Alors que sont pour les agents commerciaux de réseaux ces espaces de coworking, c'est-à-dire ces lieux participatifs? Ils leur permettent de disposer pour un coût très faible, facturé à l'usage occasionnel ou sous forme d'abonnement mensuel, d'un bureau pour accueillir leurs clients, ce qui leur apporte un confort de travail et les institutionnalise aussi. C'est également un endroit où rencontrer ses pairs, se comparer, se situer quant aux performances. La solitude du négociateur et du commercial en général est un cancer.

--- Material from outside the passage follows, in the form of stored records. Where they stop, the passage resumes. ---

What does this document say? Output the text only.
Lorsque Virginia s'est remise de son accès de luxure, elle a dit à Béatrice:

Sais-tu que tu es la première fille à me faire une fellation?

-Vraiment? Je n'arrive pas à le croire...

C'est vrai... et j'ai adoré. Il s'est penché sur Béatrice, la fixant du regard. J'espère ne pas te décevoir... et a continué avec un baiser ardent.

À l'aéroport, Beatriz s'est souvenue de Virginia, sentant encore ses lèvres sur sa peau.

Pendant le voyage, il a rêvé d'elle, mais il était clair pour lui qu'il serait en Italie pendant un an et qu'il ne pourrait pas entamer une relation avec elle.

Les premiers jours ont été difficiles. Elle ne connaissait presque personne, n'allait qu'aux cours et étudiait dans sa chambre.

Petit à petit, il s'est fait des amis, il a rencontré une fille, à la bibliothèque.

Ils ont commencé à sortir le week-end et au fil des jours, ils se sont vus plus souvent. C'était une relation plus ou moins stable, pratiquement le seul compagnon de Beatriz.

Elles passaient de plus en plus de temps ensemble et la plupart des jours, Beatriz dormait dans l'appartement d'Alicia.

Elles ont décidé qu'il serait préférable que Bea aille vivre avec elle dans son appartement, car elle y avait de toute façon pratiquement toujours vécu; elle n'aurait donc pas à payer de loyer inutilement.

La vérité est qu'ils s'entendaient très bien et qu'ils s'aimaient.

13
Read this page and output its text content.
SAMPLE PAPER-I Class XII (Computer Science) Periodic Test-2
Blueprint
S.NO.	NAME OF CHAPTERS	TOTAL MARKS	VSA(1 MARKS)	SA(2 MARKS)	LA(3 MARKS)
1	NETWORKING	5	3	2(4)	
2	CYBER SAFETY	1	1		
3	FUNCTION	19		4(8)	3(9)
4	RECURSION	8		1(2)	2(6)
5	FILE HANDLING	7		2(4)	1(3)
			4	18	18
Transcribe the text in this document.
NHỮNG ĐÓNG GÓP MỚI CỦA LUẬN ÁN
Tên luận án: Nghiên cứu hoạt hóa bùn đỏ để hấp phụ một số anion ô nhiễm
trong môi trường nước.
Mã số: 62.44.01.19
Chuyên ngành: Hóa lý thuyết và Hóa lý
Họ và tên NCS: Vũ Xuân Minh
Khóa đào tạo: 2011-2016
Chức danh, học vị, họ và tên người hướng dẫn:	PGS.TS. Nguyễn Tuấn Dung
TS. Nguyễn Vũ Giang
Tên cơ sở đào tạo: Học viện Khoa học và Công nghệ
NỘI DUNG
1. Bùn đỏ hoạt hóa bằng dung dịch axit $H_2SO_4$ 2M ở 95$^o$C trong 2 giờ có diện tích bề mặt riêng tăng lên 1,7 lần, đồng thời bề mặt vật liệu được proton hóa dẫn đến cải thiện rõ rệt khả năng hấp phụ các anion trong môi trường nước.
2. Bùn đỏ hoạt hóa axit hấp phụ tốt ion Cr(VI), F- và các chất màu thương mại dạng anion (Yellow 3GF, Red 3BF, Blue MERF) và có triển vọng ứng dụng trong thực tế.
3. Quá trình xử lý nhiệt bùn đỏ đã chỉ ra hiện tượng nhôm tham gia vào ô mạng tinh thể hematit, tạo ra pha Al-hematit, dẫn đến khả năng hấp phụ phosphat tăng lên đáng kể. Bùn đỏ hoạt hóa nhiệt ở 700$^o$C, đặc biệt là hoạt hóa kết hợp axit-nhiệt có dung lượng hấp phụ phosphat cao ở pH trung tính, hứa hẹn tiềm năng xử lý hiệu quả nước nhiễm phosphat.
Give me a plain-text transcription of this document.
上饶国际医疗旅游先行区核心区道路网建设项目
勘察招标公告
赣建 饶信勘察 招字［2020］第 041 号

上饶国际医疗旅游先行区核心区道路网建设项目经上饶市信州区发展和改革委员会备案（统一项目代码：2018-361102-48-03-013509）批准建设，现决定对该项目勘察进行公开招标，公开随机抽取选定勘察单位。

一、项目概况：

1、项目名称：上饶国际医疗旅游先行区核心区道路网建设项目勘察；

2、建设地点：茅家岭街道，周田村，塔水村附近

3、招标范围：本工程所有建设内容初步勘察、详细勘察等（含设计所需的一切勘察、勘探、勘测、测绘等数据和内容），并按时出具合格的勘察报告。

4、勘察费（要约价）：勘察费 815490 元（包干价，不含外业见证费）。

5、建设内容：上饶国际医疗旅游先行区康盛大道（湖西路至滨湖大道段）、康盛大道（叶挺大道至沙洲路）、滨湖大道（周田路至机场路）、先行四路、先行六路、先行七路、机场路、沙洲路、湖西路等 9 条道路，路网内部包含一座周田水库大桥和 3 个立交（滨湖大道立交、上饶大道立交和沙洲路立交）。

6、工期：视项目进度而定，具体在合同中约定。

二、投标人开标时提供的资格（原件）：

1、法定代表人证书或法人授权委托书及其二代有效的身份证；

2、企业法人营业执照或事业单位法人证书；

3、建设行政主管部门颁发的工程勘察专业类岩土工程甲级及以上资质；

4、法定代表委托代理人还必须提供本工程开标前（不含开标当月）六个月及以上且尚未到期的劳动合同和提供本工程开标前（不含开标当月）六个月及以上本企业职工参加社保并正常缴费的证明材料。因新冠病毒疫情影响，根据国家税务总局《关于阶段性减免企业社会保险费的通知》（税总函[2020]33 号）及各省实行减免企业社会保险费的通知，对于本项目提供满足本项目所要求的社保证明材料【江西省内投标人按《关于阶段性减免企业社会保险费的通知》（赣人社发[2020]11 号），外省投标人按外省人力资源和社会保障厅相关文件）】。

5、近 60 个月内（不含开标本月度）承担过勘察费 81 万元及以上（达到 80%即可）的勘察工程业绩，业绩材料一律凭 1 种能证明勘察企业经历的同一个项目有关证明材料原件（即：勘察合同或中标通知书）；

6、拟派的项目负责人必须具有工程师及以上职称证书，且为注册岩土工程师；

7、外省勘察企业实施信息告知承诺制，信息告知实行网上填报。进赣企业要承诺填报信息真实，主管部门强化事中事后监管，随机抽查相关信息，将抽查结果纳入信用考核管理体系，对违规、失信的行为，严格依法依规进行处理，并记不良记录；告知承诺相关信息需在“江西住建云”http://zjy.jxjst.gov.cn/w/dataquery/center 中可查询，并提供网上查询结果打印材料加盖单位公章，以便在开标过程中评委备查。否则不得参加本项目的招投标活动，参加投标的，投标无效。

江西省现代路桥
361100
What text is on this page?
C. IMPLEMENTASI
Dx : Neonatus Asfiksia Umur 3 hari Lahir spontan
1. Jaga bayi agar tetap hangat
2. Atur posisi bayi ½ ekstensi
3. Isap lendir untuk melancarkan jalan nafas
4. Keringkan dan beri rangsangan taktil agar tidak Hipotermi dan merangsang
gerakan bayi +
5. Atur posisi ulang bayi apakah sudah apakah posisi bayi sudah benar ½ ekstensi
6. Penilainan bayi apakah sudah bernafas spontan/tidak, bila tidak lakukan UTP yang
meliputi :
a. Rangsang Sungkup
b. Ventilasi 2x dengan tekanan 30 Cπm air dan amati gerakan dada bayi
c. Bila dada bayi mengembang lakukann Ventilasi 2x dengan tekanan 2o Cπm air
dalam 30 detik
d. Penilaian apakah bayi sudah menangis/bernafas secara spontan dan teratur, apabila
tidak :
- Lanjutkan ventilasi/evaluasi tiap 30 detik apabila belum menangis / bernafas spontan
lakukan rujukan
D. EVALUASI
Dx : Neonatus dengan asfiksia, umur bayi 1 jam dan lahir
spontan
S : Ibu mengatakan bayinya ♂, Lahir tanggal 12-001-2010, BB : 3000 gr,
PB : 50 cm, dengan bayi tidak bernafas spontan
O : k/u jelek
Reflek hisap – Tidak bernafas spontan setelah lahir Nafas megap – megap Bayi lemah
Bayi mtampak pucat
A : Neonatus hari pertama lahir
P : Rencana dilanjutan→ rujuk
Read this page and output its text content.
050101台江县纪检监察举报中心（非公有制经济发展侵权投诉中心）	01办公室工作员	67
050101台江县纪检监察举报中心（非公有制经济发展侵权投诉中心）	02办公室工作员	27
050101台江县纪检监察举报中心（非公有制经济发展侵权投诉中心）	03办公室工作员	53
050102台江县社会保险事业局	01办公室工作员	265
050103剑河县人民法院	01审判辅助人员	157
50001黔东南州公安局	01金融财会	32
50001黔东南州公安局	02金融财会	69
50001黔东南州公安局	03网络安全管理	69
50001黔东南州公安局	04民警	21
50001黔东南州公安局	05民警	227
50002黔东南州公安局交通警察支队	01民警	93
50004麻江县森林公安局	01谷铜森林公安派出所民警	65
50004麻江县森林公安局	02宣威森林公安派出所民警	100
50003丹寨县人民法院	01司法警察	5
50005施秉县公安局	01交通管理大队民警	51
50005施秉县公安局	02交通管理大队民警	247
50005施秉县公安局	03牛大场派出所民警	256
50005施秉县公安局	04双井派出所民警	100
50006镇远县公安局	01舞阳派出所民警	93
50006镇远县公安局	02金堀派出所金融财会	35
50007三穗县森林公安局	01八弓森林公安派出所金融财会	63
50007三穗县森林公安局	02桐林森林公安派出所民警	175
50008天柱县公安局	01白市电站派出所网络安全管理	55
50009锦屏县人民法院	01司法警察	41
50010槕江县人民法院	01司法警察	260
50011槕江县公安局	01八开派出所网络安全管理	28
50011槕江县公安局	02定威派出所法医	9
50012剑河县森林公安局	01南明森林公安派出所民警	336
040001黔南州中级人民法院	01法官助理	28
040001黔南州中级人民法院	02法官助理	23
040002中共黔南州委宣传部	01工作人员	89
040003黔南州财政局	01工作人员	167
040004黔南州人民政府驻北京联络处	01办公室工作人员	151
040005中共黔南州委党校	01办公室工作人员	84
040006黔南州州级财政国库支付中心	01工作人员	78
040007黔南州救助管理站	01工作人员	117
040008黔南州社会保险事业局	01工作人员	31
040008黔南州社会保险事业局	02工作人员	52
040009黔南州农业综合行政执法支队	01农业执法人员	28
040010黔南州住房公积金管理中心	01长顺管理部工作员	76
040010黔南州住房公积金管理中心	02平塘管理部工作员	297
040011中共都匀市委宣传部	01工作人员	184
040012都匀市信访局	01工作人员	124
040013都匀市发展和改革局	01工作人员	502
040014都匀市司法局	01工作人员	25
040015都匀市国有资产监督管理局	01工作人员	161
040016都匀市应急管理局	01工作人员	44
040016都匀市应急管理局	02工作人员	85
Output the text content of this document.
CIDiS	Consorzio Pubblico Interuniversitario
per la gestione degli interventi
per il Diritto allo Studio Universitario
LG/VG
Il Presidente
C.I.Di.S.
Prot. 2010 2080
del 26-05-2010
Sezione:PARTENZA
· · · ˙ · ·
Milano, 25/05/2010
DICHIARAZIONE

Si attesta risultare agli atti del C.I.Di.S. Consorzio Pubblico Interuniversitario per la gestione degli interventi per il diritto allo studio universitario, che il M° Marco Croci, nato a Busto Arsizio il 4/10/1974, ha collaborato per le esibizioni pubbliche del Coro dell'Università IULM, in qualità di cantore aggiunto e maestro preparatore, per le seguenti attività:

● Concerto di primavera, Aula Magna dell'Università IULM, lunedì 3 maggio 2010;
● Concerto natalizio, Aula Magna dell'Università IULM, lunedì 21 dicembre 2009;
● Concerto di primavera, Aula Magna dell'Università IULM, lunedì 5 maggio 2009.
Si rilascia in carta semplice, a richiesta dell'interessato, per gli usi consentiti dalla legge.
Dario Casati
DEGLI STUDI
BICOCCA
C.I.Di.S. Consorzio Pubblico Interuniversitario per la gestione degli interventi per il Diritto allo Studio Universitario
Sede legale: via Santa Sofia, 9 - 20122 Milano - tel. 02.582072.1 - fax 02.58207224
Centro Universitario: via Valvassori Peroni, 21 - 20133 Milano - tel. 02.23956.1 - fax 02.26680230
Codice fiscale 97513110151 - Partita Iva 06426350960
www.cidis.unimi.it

Elle induit les questions, qui mènent aux doutes, aux états d'âme et bientôt à la perte d'efficacité. Le coworking, c'est le partage dans le respect de l'indépendance. C'est aussi la chance de l'irrigation intellectuelle. Digit RE a prévu que des «master class» -des témoignages de figures emblématiquess'y déroulent, des conférences, des formations, sachant que tous ces apports peuvent se faire de façon distantielle, mais que la richesse des échanges physiques exige des lieux et des moments de rencontre réelle. Et puis ce Coworkimmo lyonnais, premier du genre, a vocation à recevoir l'ensemble des acteurs professionnels de la transaction, diagnostiqueurs, architectes, décorateurs, notaires, voire agents immobiliers concurrents ou partenaires des négociateurs des enseignes. Il fallait oser imaginer que ce lieu pourrait devenir une sorte de maison commune de l'immobilier. Il fallait du cran parce que la communauté immobilière vit plutôt dans la désunion que dans la solidarité, et qu'il est évident que son salut viendra de la solidarité. Oui, il fallait un lieu décomplexé où faire se rencontrer les parties prenantes à la vente immobilière et un acteur du digital était le mieux placé pour accomplir cette mission. C'est sans nul doute le progrès le plus marquant apporté par ce coworkimmo, espace collectif immobilier. Il reste à voir si le succès sera au rendez-vous et si la communauté immobilière mesurera d'emblée et sans arrière-pensée combien le concept renouvelle l'image des professionnels immobiliers.